If the priest preaches more than 10 minutes, he is too long-winded. If his sermon is short, he is too easy-going. If the parish funds are low, he's a bad businessman. If he mentions money, he is too grasping. If he visits his parishioners, he is never at home: if he doesn't, he is snobbish. If he runs bazaars and ballots, he's bleeding the people; if he doesn't, the parish is lacking social life. If he takes time to the confessional, he's too slow: if he doesn't, he has no time for the people: If he starts Mass on time, his watch is fast: if he's a bit late, he is holding up the congregation. If he decorates the church, he is spending too much; if he doesn't, he is letting it run down. If he is young, he is inexperienced: if he is old, he should retire... If he gets a transfer, or dies, there will never be his equal again. (Anthony Castle).

Back when the West (in the US) was being settled, the major means of transportation was the stagecoach. We've seen persons riding in stagecoaches in Western movies. What we might not know is that the stagecoach had three different kinds of tickets - first, second and third class.

If you had a first-class ticket, that meant you could remain seated during the entire trip, no matter what happened. If you had a second-class ticket, you could also remain seated - until there was a problem. In that case, you would have to get up until the problem was resolved. You didn't, however, have to get your hands dirty. If you had a third-class ticket, you would definitely have to get off if there was a problem. Why? Because it was your responsibility to help solve the problem.

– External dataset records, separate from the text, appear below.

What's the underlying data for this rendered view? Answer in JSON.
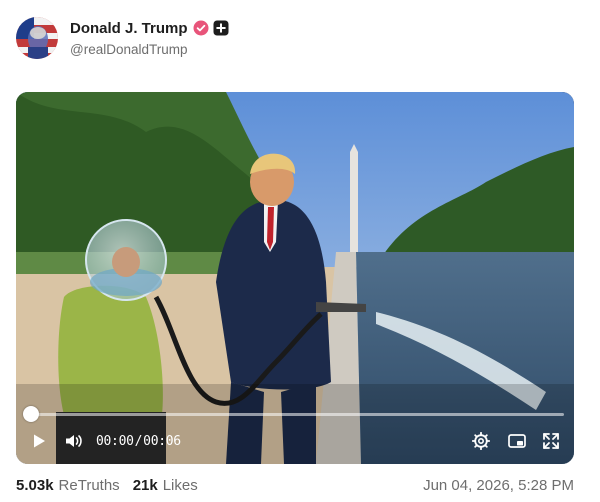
{
  "user": {
    "display_name": "Donald J. Trump",
    "handle": "@realDonaldTrump",
    "verified_icon": "verified-badge-icon",
    "plus_icon": "plus-square-icon"
  },
  "video": {
    "current_time": "00:00",
    "separator": "/",
    "duration": "00:06",
    "progress_fraction": 0.0,
    "controls": [
      "play-icon",
      "volume-icon",
      "settings-gear-icon",
      "picture-in-picture-icon",
      "fullscreen-icon"
    ]
  },
  "stats": {
    "retruths_count": "5.03k",
    "retruths_label": "ReTruths",
    "likes_count": "21k",
    "likes_label": "Likes"
  },
  "timestamp": "Jun 04, 2026, 5:28 PM",
  "colors": {
    "verified_badge": "#e8547a",
    "text_primary": "#1e1e1e",
    "text_secondary": "#6e6e6e"
  }
}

You had to go out and/or push and/or help to fix the broken wheel or whatever was needed because you only had a third-class ticket. Sometimes it seems as if most parishioners hold first-class or second-class tickets! (William J. Bausch)

A French daily recently asked its readers: "Why do you think, the world over, in prisons there are by far many more males than females?" The response was revealing: "because in all types of churches, there are many more females than males." Much food for thought for all.

I earnestly suggest daily Mass for all. HE deserves it. We badly need it.